What tools the agent has access to. A read-only Q&A assistant is different from an agent with filesystem or network access.
Who owns the execution context. Self-contained user sessions are different from multi-tenant deployments or agents operating on behalf of an organization.
What the injected instruction can reach. Changing a response tone is different from triggering an outbound call or exfiltrating credentials.
Whether the output is reviewed before action is taken. A human-in-the-loop changes the equation (at least in theory).

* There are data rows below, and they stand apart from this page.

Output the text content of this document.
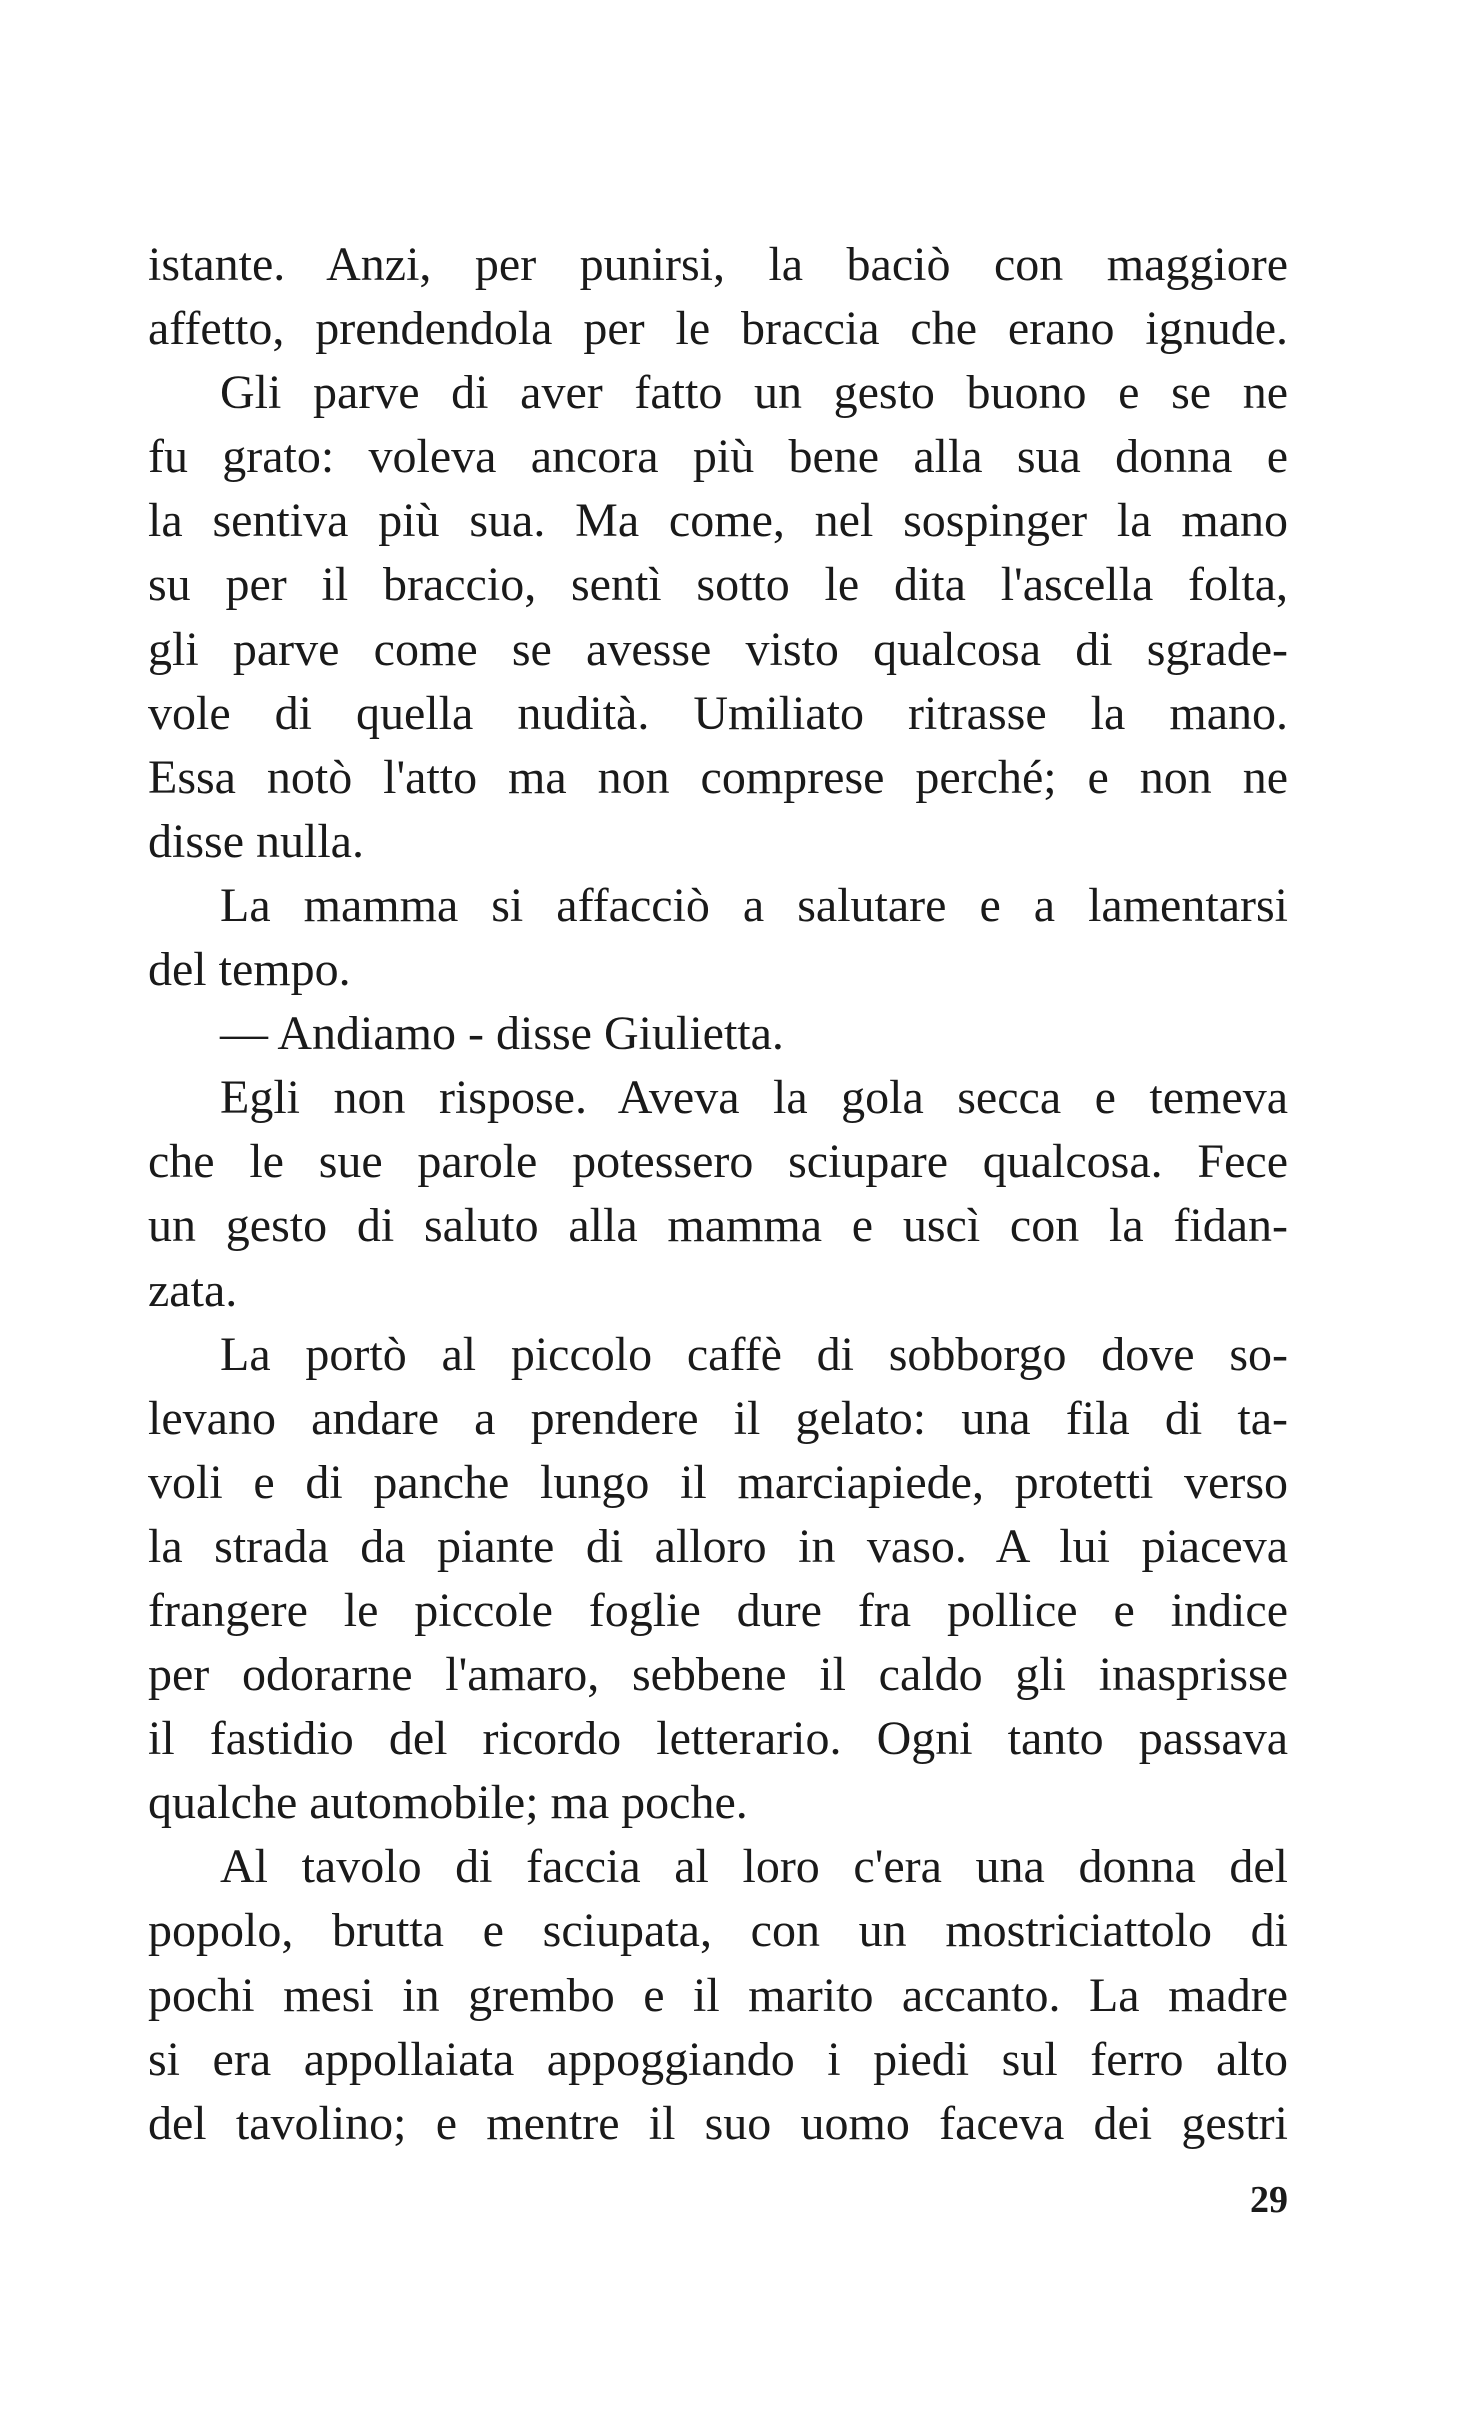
istante. Anzi, per punirsi, la baciò con maggiore
affetto, prendendola per le braccia che erano ignude.
Gli parve di aver fatto un gesto buono e se ne
fu grato: voleva ancora più bene alla sua donna e
la sentiva più sua. Ma come, nel sospinger la mano
su per il braccio, sentì sotto le dita l'ascella folta,
gli parve come se avesse visto qualcosa di sgrade-
vole di quella nudità. Umiliato ritrasse la mano.
Essa notò l'atto ma non comprese perché; e non ne
disse nulla.
La mamma si affacciò a salutare e a lamentarsi
del tempo.
— Andiamo - disse Giulietta.
Egli non rispose. Aveva la gola secca e temeva
che le sue parole potessero sciupare qualcosa. Fece
un gesto di saluto alla mamma e uscì con la fidan-
zata.
La portò al piccolo caffè di sobborgo dove so-
levano andare a prendere il gelato: una fila di ta-
voli e di panche lungo il marciapiede, protetti verso
la strada da piante di alloro in vaso. A lui piaceva
frangere le piccole foglie dure fra pollice e indice
per odorarne l'amaro, sebbene il caldo gli inasprisse
il fastidio del ricordo letterario. Ogni tanto passava
qualche automobile; ma poche.
Al tavolo di faccia al loro c'era una donna del
popolo, brutta e sciupata, con un mostriciattolo di
pochi mesi in grembo e il marito accanto. La madre
si era appollaiata appoggiando i piedi sul ferro alto
del tavolino; e mentre il suo uomo faceva dei gestri
29
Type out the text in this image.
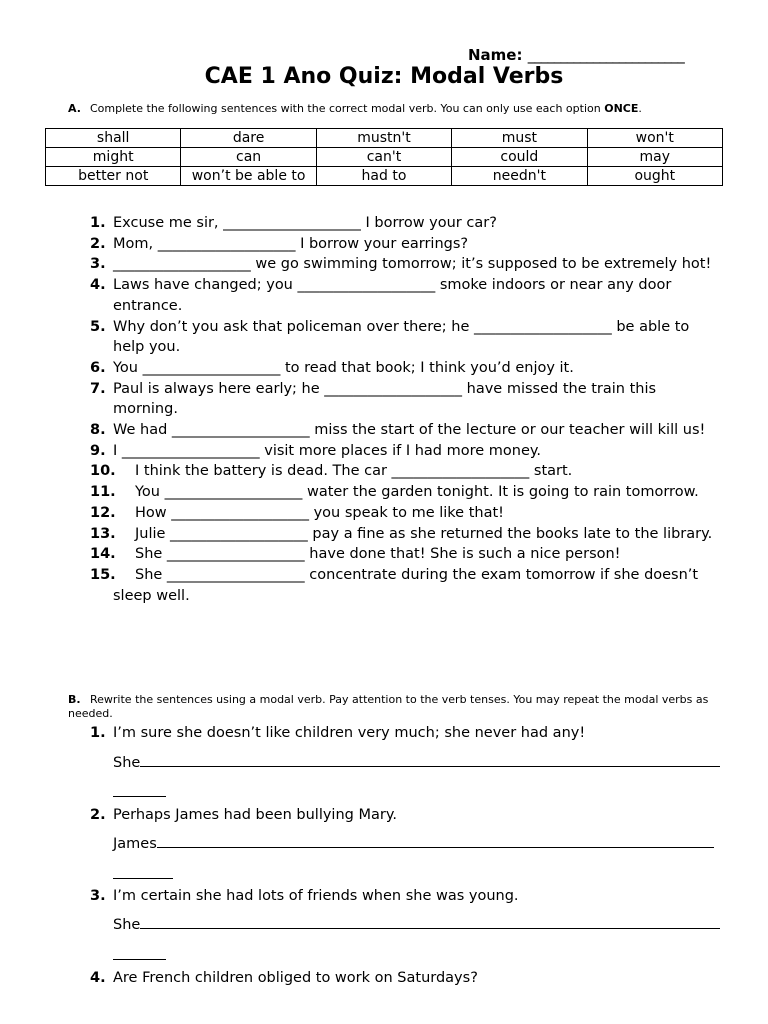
Name: ________________________
CAE 1 Ano Quiz: Modal Verbs
A. Complete the following sentences with the correct modal verb. You can only use each option ONCE.
shall	dare	mustn't	must	won't
might	can	can't	could	may
better not	won’t be able to	had to	needn't	ought
1. Excuse me sir, ___________________ I borrow your car?
2. Mom, ___________________ I borrow your earrings?
3. ___________________ we go swimming tomorrow; it’s supposed to be extremely hot!
4. Laws have changed; you ___________________ smoke indoors or near any door entrance.
5. Why don’t you ask that policeman over there; he ___________________ be able to help you.
6. You ___________________ to read that book; I think you’d enjoy it.
7. Paul is always here early; he ___________________ have missed the train this morning.
8. We had ___________________ miss the start of the lecture or our teacher will kill us!
9. I ___________________ visit more places if I had more money.
10. I think the battery is dead. The car ___________________ start.
11. You ___________________ water the garden tonight. It is going to rain tomorrow.
12. How ___________________ you speak to me like that!
13. Julie ___________________ pay a fine as she returned the books late to the library.
14. She ___________________ have done that! She is such a nice person!
15. She ___________________ concentrate during the exam tomorrow if she doesn’t sleep well.
B. Rewrite the sentences using a modal verb. Pay attention to the verb tenses. You may repeat the modal verbs as needed.
1. I’m sure she doesn’t like children very much; she never had any!
She
2. Perhaps James had been bullying Mary.
James
3. I’m certain she had lots of friends when she was young.
She
4. Are French children obliged to work on Saturdays?
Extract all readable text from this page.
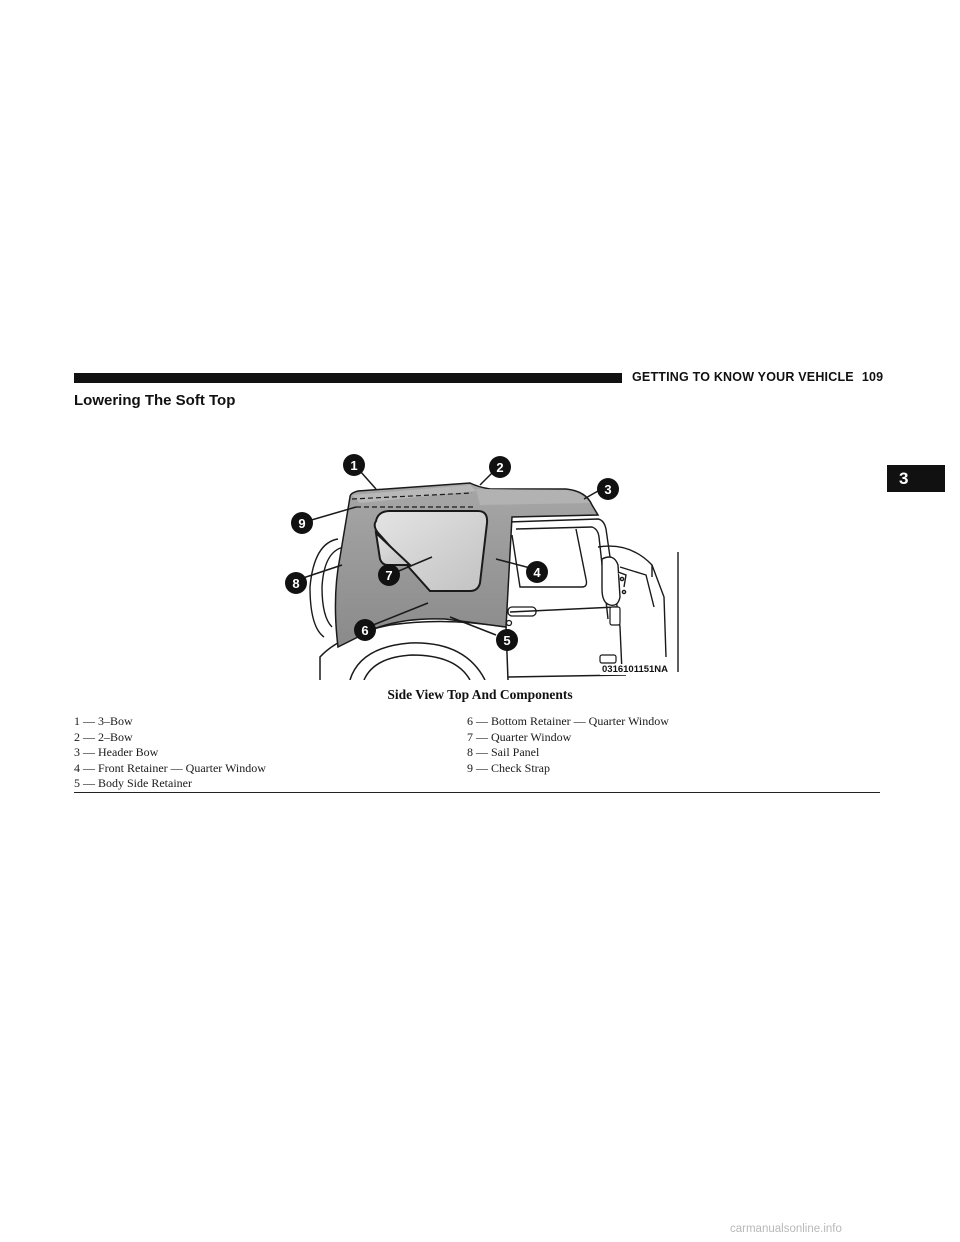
GETTING TO KNOW YOUR VEHICLE 109
3
Lowering The Soft Top
1	2
3
4
5
6
7
8
9
0316101151NA
Side View Top And Components
1 — 3–Bow
2 — 2–Bow
3 — Header Bow
4 — Front Retainer — Quarter Window
5 — Body Side Retainer
6 — Bottom Retainer — Quarter Window
7 — Quarter Window
8 — Sail Panel
9 — Check Strap
carmanualsonline.info
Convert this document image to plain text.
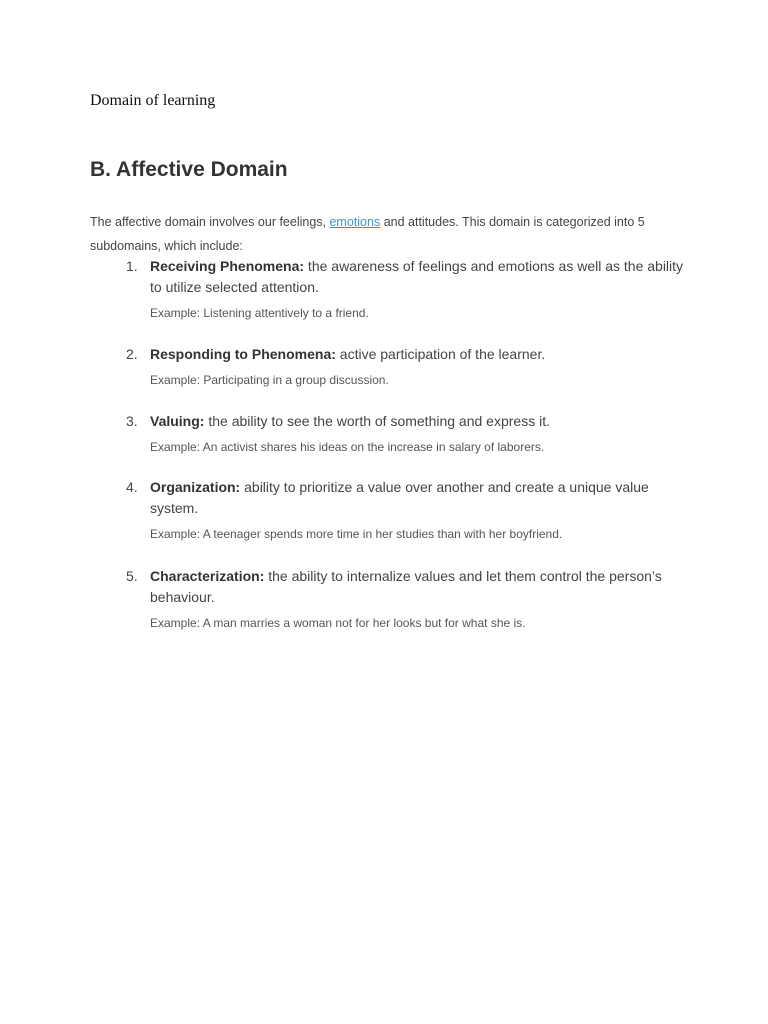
Domain of learning

B. Affective Domain

The affective domain involves our feelings, emotions and attitudes. This domain is categorized into 5 subdomains, which include:

1. Receiving Phenomena: the awareness of feelings and emotions as well as the ability to utilize selected attention.

Example: Listening attentively to a friend.

2. Responding to Phenomena: active participation of the learner.

Example: Participating in a group discussion.

3. Valuing: the ability to see the worth of something and express it.

Example: An activist shares his ideas on the increase in salary of laborers.

4. Organization: ability to prioritize a value over another and create a unique value system.

Example: A teenager spends more time in her studies than with her boyfriend.

5. Characterization: the ability to internalize values and let them control the person’s behaviour.

Example: A man marries a woman not for her looks but for what she is.
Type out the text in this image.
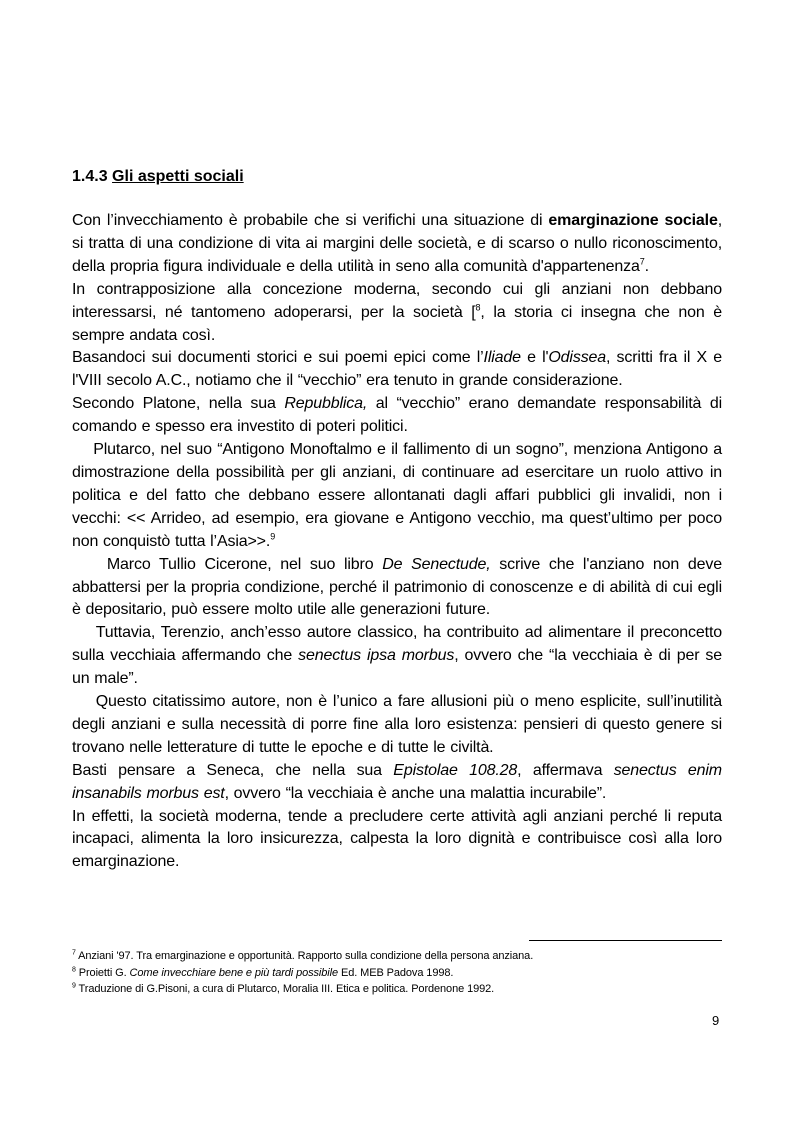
1.4.3 Gli aspetti sociali

Con l’invecchiamento è probabile che si verifichi una situazione di emarginazione sociale, si tratta di una condizione di vita ai margini delle società, e di scarso o nullo riconoscimento, della propria figura individuale e della utilità in seno alla comunità d'appartenenza$^7$.

In contrapposizione alla concezione moderna, secondo cui gli anziani non debbano interessarsi, né tantomeno adoperarsi, per la società [$^8$, la storia ci insegna che non è sempre andata così.

Basandoci sui documenti storici e sui poemi epici come l’Iliade e l'Odissea, scritti fra il X e l'VIII secolo A.C., notiamo che il “vecchio” era tenuto in grande considerazione.

Secondo Platone, nella sua Repubblica, al “vecchio” erano demandate responsabilità di comando e spesso era investito di poteri politici.

Plutarco, nel suo “Antigono Monoftalmo e il fallimento di un sogno”, menziona Antigono a dimostrazione della possibilità per gli anziani, di continuare ad esercitare un ruolo attivo in politica e del fatto che debbano essere allontanati dagli affari pubblici gli invalidi, non i vecchi: << Arrideo, ad esempio, era giovane e Antigono vecchio, ma quest’ultimo per poco non conquistò tutta l’Asia>>.$^9$

Marco Tullio Cicerone, nel suo libro De Senectude, scrive che l'anziano non deve abbattersi per la propria condizione, perché il patrimonio di conoscenze e di abilità di cui egli è depositario, può essere molto utile alle generazioni future.

Tuttavia, Terenzio, anch’esso autore classico, ha contribuito ad alimentare il preconcetto sulla vecchiaia affermando che senectus ipsa morbus, ovvero che “la vecchiaia è di per se un male”.

Questo citatissimo autore, non è l’unico a fare allusioni più o meno esplicite, sull’inutilità degli anziani e sulla necessità di porre fine alla loro esistenza: pensieri di questo genere si trovano nelle letterature di tutte le epoche e di tutte le civiltà.

Basti pensare a Seneca, che nella sua Epistolae 108.28, affermava senectus enim insanabils morbus est, ovvero “la vecchiaia è anche una malattia incurabile”.

In effetti, la società moderna, tende a precludere certe attività agli anziani perché li reputa incapaci, alimenta la loro insicurezza, calpesta la loro dignità e contribuisce così alla loro emarginazione.

$^7$ Anziani '97. Tra emarginazione e opportunità. Rapporto sulla condizione della persona anziana.
$^8$ Proietti G. Come invecchiare bene e più tardi possibile Ed. MEB Padova 1998.
$^9$ Traduzione di G.Pisoni, a cura di Plutarco, Moralia III. Etica e politica. Pordenone 1992.
9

Vendors like Microsoft applying a single, static "does this cross a security boundary" test may be reasonable for consumer chatbots today. The same test will miss real attacks in the agent deployments going live right now.

The Disclosure Problem

There's a practical consequence to the "not a vulnerability" framing: researchers who find real, exploitable instances of indirect prompt injection in agentic tools have nowhere to file them.

We see this in practice every day. Several VS Code AI extensions, including tools processing untrusted workspace content and running tool calls autonomously, have behaviors that would qualify as vulnerabilities under any reasonable threat model for an agentic tool. The CVE framework doesn't have good guidance here. Bug bounty programs often apply the same Microsoft-style "user context only" carve-out that lets high-impact findings fall through.